A few years ago, I was in a bad mood. I'm not talking a "got-up-on-the-wrong-side-of-the-bed" bad mood that lasts throughout the morning, or maybe a day. I can handle those. I'm talking an "in-for-the-long-haul" bad mood. It lasted weeks. I was irritable and snappy, I rarely smiled, and it seemed everyone was trying to annoy me.
The bad thing was that I knew it. Every time I'd jump down someone's throat, I wondered what was wrong with me. Everytime someone did or said something funny and I didn't laugh or even smile, I wondered who I was. I began to wonder if there was something really wrong with me. Maybe I needed to see a doctor. Maybe I needed medicated. I knew my family was paying for my behavior and I felt bad, but I wasn't sure how to remedy the situation.
At the time I was serving as Young Women's president in our ward. As I sat through a lesson one Sunday, the teacher who was my first counselor and my friend said something to the girls that I think was meant for me. "If you're not happy, you need to examine your life and figure out why. Often it's because you're doing something you shouldn't be doing or you're not doing something you know you should be doing." Sounded simple. I thought about it all day. What was I doing or not doing that had me in such a crappy mood all the time?
Before I went to bed that night, I sat down with my journal. I began to list the things I knew I should be doing that I wasn't. It isn't always easy or pleasant to examine yourself that closely, but I wanted to be happy. One thing I knew I could do better at was my personal scripture study, so I put that down. Another was reading the Ensign, so I added that. I knew I could pray more earnestly. Then I decided I should be more grateful, so I decided that every day I would write down five things I was grateful for in my journal. And as long as I was writing down what I was grateful for, I might as well write in my journal.

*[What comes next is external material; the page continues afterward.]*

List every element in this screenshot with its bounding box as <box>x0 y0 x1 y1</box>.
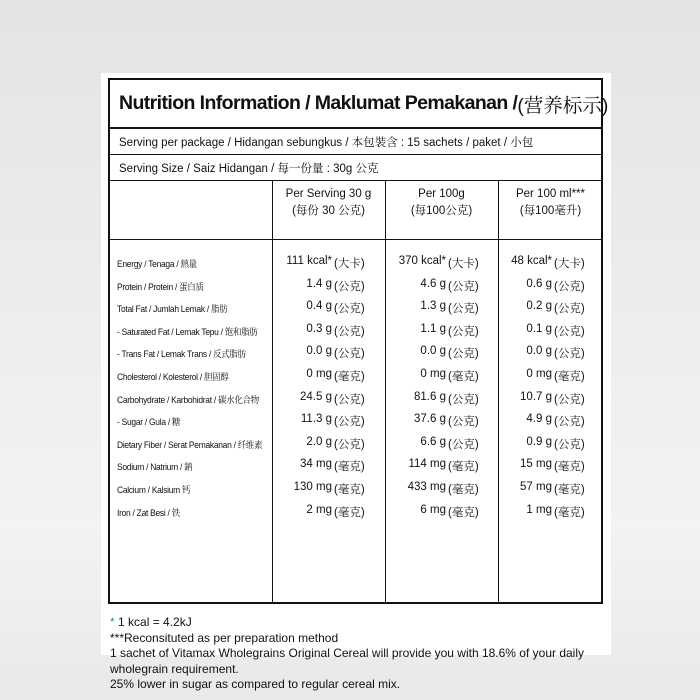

I work well with charts and "to do" lists, so I made myself a checklist for each day, so I'd have to be accountable for what I was doing. And guess what? It was only a matter of a few days before I started feeling happier.
I know this sounds extremely Pollyanna and simplistic. But sometimes the solutions to our problems really are simple and we complicate them because simple is just too.....
well, simple.
Now, if I start to slip into an extended funk, I do a little self-examination. It usually doesn't take me long to realize what I've let slide. I know that small tweaks can lead to big changes. I've seen it happen.